R-Type
The Force is with you
Irem's 1987 shooter combined beautiful sprite art with the innovative Force pod, creating the definitive side-scrolling shooter.
Overview
R-Type arrived in arcades and redefined what side-scrolling shooters could be. Irem’s 1987 masterpiece combined grotesque organic enemies with precise gameplay and one brilliant innovation: the Force. This detachable pod could block bullets, attach to your ship’s front or back, and fire independently. Nothing before or since has quite matched its elegance.
Fast facts
- Developer: Irem.
- Release: July 1987 (arcade).
- Innovation: the Force pod—detachable, attachable, indestructible.
- Difficulty: notorious, demanding pattern memorisation.

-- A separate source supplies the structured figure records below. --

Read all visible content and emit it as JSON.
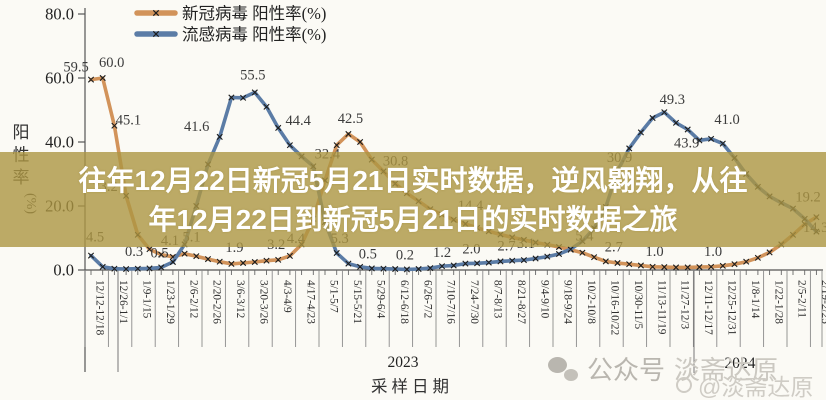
{
  "page": {
    "background": "#fbfaf5"
  },
  "overlay_title": {
    "line1": "往年12月22日新冠5月21日实时数据，逆风翱翔，从往",
    "line2": "年12月22日到新冠5月21日的实时数据之旅",
    "band_color": "#ac9642",
    "text_color": "#ffffff"
  },
  "watermark": {
    "wechat_icon": "wechat-bubbles",
    "account_label": "公众号",
    "account_name": "淡斋达原",
    "handle": "@淡斋达原"
  },
  "chart_data": {
    "type": "line",
    "title": "",
    "xlabel": "采样日期",
    "ylabel": "阳性率（%）",
    "ylabel_chars": [
      "阳",
      "性",
      "率",
      "(%)"
    ],
    "ylim": [
      0,
      80
    ],
    "y_ticks": [
      "0.0",
      "20.0",
      "40.0",
      "60.0",
      "80.0"
    ],
    "grid": "off",
    "legend_position": "top-left",
    "year_markers": [
      "2023",
      "2024"
    ],
    "x_tick_labels": [
      "12/12-12/18",
      "12/26-1/1",
      "1/9-1/15",
      "1/23-1/29",
      "2/6-2/12",
      "2/20-2/26",
      "3/6-3/12",
      "3/20-3/26",
      "4/3-4/9",
      "4/17-4/23",
      "5/1-5/7",
      "5/15-5/21",
      "5/29-6/4",
      "6/12-6/18",
      "6/26-7/2",
      "7/10-7/16",
      "7/24-7/30",
      "8/7-8/13",
      "8/21-8/27",
      "9/4-9/10",
      "9/18-9/24",
      "10/2-10/8",
      "10/16-10/22",
      "10/30-11/5",
      "11/13-11/19",
      "11/27-12/3",
      "12/11-12/17",
      "12/25-12/31",
      "1/8-1/14",
      "1/22-1/28",
      "2/5-2/11",
      "2/19-2/25"
    ],
    "series": [
      {
        "name": "新冠病毒 阳性率(%)",
        "color": "#d2935a",
        "marker": "x",
        "values": [
          59.5,
          60.0,
          45.1,
          23.2,
          11,
          6.5,
          4.8,
          4.1,
          5.1,
          4.3,
          3.4,
          2.6,
          1.9,
          2.2,
          2.5,
          2.9,
          3.2,
          4.4,
          8,
          16,
          28,
          39,
          42.5,
          40,
          34.5,
          30.8,
          27,
          24,
          21.5,
          19,
          17.3,
          15.7,
          14.4,
          13.2,
          12.1,
          11.1,
          10.2,
          9.4,
          8.6,
          7.9,
          7.2,
          6.3,
          5.4,
          4.0,
          2.7,
          2.2,
          1.8,
          1.4,
          1.0,
          0.9,
          0.8,
          0.8,
          0.9,
          1.0,
          1.3,
          1.8,
          2.6,
          3.8,
          5.5,
          8,
          11,
          14.3,
          16.5
        ]
      },
      {
        "name": "流感病毒 阳性率(%)",
        "color": "#5b7ca6",
        "marker": "x",
        "values": [
          4.5,
          1.0,
          0.4,
          0.3,
          0.4,
          0.5,
          0.8,
          2.5,
          8,
          20,
          33,
          41.6,
          53.9,
          53.8,
          55.5,
          51,
          44.4,
          39,
          35.5,
          32.4,
          15,
          5.3,
          2.0,
          1.0,
          0.5,
          0.4,
          0.3,
          0.2,
          0.3,
          0.6,
          1.2,
          1.4,
          2.0,
          2.1,
          2.3,
          2.7,
          2.9,
          3.1,
          3.6,
          4.2,
          5.0,
          6.5,
          9,
          13,
          19.7,
          30.9,
          38,
          43,
          47.5,
          49.3,
          46,
          43.9,
          40.5,
          41.0,
          39.5,
          35,
          30,
          26,
          23,
          21,
          19.2,
          16,
          12
        ]
      }
    ],
    "point_labels": [
      {
        "series": 0,
        "week": 1,
        "text": "59.5",
        "ox": -15,
        "oy": -8
      },
      {
        "series": 0,
        "week": 2,
        "text": "60.0",
        "ox": 9,
        "oy": -11
      },
      {
        "series": 0,
        "week": 3,
        "text": "45.1",
        "ox": 14,
        "oy": -1
      },
      {
        "series": 0,
        "week": 4,
        "text": "23.2",
        "ox": -21,
        "oy": -5
      },
      {
        "series": 0,
        "week": 8,
        "text": "4.1",
        "ox": -3,
        "oy": -12
      },
      {
        "series": 0,
        "week": 9,
        "text": "5.1",
        "ox": 7,
        "oy": -12
      },
      {
        "series": 0,
        "week": 13,
        "text": "1.9",
        "ox": 3,
        "oy": -12
      },
      {
        "series": 0,
        "week": 17,
        "text": "3.2",
        "ox": -2,
        "oy": -11
      },
      {
        "series": 0,
        "week": 18,
        "text": "4.4",
        "ox": 6,
        "oy": -13
      },
      {
        "series": 0,
        "week": 23,
        "text": "42.5",
        "ox": 2,
        "oy": -11
      },
      {
        "series": 0,
        "week": 26,
        "text": "30.8",
        "ox": 12,
        "oy": -6
      },
      {
        "series": 0,
        "week": 33,
        "text": "14.4",
        "ox": 5,
        "oy": -14
      },
      {
        "series": 0,
        "week": 43,
        "text": "5.4",
        "ox": 2,
        "oy": -12
      },
      {
        "series": 0,
        "week": 45,
        "text": "2.7",
        "ox": 8,
        "oy": -10
      },
      {
        "series": 0,
        "week": 49,
        "text": "1.0",
        "ox": 2,
        "oy": -11
      },
      {
        "series": 0,
        "week": 54,
        "text": "1.0",
        "ox": 2,
        "oy": -11
      },
      {
        "series": 0,
        "week": 62,
        "text": "14.3",
        "ox": 11,
        "oy": 8
      },
      {
        "series": 1,
        "week": 1,
        "text": "4.5",
        "ox": 4,
        "oy": -14
      },
      {
        "series": 1,
        "week": 4,
        "text": "0.3",
        "ox": 8,
        "oy": -13
      },
      {
        "series": 1,
        "week": 6,
        "text": "0.5",
        "ox": 10,
        "oy": -11
      },
      {
        "series": 1,
        "week": 12,
        "text": "41.6",
        "ox": -23,
        "oy": -6
      },
      {
        "series": 1,
        "week": 15,
        "text": "55.5",
        "ox": -2,
        "oy": -13
      },
      {
        "series": 1,
        "week": 17,
        "text": "44.4",
        "ox": 20,
        "oy": -3
      },
      {
        "series": 1,
        "week": 20,
        "text": "32.4",
        "ox": 14,
        "oy": -8
      },
      {
        "series": 1,
        "week": 22,
        "text": "5.3",
        "ox": 3,
        "oy": -10
      },
      {
        "series": 1,
        "week": 25,
        "text": "0.5",
        "ox": -4,
        "oy": -10
      },
      {
        "series": 1,
        "week": 28,
        "text": "0.2",
        "ox": -2,
        "oy": -10
      },
      {
        "series": 1,
        "week": 31,
        "text": "1.2",
        "ox": 0,
        "oy": -9
      },
      {
        "series": 1,
        "week": 33,
        "text": "2.0",
        "ox": 6,
        "oy": -10
      },
      {
        "series": 1,
        "week": 36,
        "text": "2.7",
        "ox": 6,
        "oy": -11
      },
      {
        "series": 1,
        "week": 38,
        "text": "3.1",
        "ox": 2,
        "oy": -12
      },
      {
        "series": 1,
        "week": 46,
        "text": "30.9",
        "ox": 2,
        "oy": -9
      },
      {
        "series": 1,
        "week": 50,
        "text": "49.3",
        "ox": 8,
        "oy": -8
      },
      {
        "series": 1,
        "week": 52,
        "text": "43.9",
        "ox": -1,
        "oy": 18
      },
      {
        "series": 1,
        "week": 54,
        "text": "41.0",
        "ox": 16,
        "oy": -15
      },
      {
        "series": 1,
        "week": 61,
        "text": "19.2",
        "ox": 15,
        "oy": -7
      }
    ]
  }
}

- Art style: bio-mechanical horror, H.R. Giger influence.
- Sequels: R-Type II, R-Type III, R-Type Final, series continues.
- Home ports: varied quality, some exceptional.
The Force
The Force pod transformed shooter gameplay:
- Indestructible: block bullets by positioning it.

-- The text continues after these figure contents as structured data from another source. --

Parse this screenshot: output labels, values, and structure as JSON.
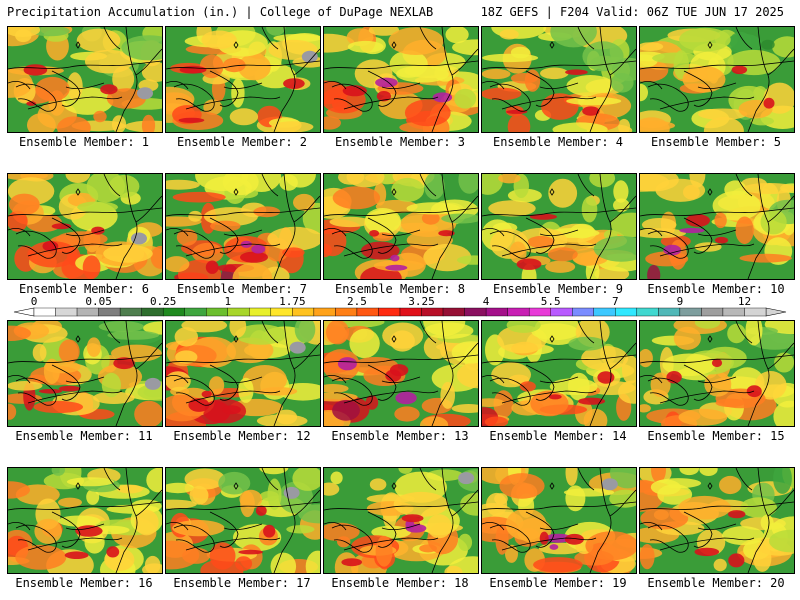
{
  "header": {
    "title": "Precipitation Accumulation (in.) | College of DuPage NEXLAB",
    "run_info": "18Z GEFS | F204 Valid: 06Z TUE JUN 17 2025"
  },
  "members": [
    {
      "label": "Ensemble Member: 1",
      "wetness": 0.45
    },
    {
      "label": "Ensemble Member: 2",
      "wetness": 0.55
    },
    {
      "label": "Ensemble Member: 3",
      "wetness": 0.65
    },
    {
      "label": "Ensemble Member: 4",
      "wetness": 0.5
    },
    {
      "label": "Ensemble Member: 5",
      "wetness": 0.25
    },
    {
      "label": "Ensemble Member: 6",
      "wetness": 0.55
    },
    {
      "label": "Ensemble Member: 7",
      "wetness": 0.7
    },
    {
      "label": "Ensemble Member: 8",
      "wetness": 0.6
    },
    {
      "label": "Ensemble Member: 9",
      "wetness": 0.35
    },
    {
      "label": "Ensemble Member: 10",
      "wetness": 0.6
    },
    {
      "label": "Ensemble Member: 11",
      "wetness": 0.5
    },
    {
      "label": "Ensemble Member: 12",
      "wetness": 0.55
    },
    {
      "label": "Ensemble Member: 13",
      "wetness": 0.6
    },
    {
      "label": "Ensemble Member: 14",
      "wetness": 0.5
    },
    {
      "label": "Ensemble Member: 15",
      "wetness": 0.5
    },
    {
      "label": "Ensemble Member: 16",
      "wetness": 0.45
    },
    {
      "label": "Ensemble Member: 17",
      "wetness": 0.5
    },
    {
      "label": "Ensemble Member: 18",
      "wetness": 0.6
    },
    {
      "label": "Ensemble Member: 19",
      "wetness": 0.6
    },
    {
      "label": "Ensemble Member: 20",
      "wetness": 0.5
    }
  ],
  "legend": {
    "labels": [
      "0",
      "0.05",
      "0.25",
      "1",
      "1.75",
      "2.5",
      "3.25",
      "4",
      "5.5",
      "7",
      "9",
      "12"
    ],
    "colors": [
      "#ffffff",
      "#d7d7d7",
      "#b4b4b4",
      "#7e7e7e",
      "#4e7e4e",
      "#2e6e2e",
      "#1f8a1f",
      "#3fa63f",
      "#6cbf2e",
      "#a8d62a",
      "#e8f02a",
      "#ffe62a",
      "#ffc21f",
      "#ffa21a",
      "#ff7f16",
      "#ff5712",
      "#ff2a10",
      "#e0101a",
      "#b80f28",
      "#961035",
      "#8a1060",
      "#a4108a",
      "#c81fb4",
      "#e83ad8",
      "#b85aff",
      "#7a8cff",
      "#3cc8ff",
      "#2fe8ff",
      "#40d8d0",
      "#50b8b8",
      "#7e9e9e",
      "#9e9e9e",
      "#b8b8b8",
      "#d4d4d4"
    ]
  }
}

- Attachable: connect to ship front (forward fire) or back (rear defence).
- Detachable: send it forward as independent weapon.
- Upgradeable: collect power-ups to enhance its firepower.
Strategic positioning of the Force became the game’s core skill.
The beam
The R-9 ship featured a charge shot:
- Hold fire button to charge.
- Release for devastating beam.
- Required timing—vulnerable while charging.
- Essential for bosses.
The levels
Eight stages of escalating horror:
- Stage 1: introduction to mechanics.
- Stage 2: Dobkeratops, the iconic boss.
- Stage 3: giant warship battle.
- Stages 4-8: increasingly nightmarish bio-mechanical environments.
Each stage memorised through painful repetition.
The difficulty
R-Type was notoriously hard:
- Pattern memorisation required.
- Losing the Force after death was devastating.
- Some sections seemed impossible until learned.
- “One more try” mentality enforced.
Home conversions
The game appeared on home platforms:
- PC Engine/TurboGrafx: definitive home version, split across two cards.
- C64: Bob Stevenson’s conversion captured the essence despite limitations.
- Amiga: arcade-quality visuals.
- Spectrum: playable, monochrome, impressive effort.
- Master System: excellent 8-bit conversion.
The C64 version
Bob Stevenson and Mark Jones delivered:
- Smooth scrolling, detailed sprites.
- Force mechanics intact.
- Level design adapted for hardware.
- One of the best C64 arcade conversions.
Legacy
R-Type set the template for serious shooters. The Force mechanic has been imitated but never bettered. The difficulty established “bullet hell” expectations. The bio-mechanical aesthetic influenced games and art beyond gaming. When people discuss the greatest shooters ever made, R-Type is always mentioned.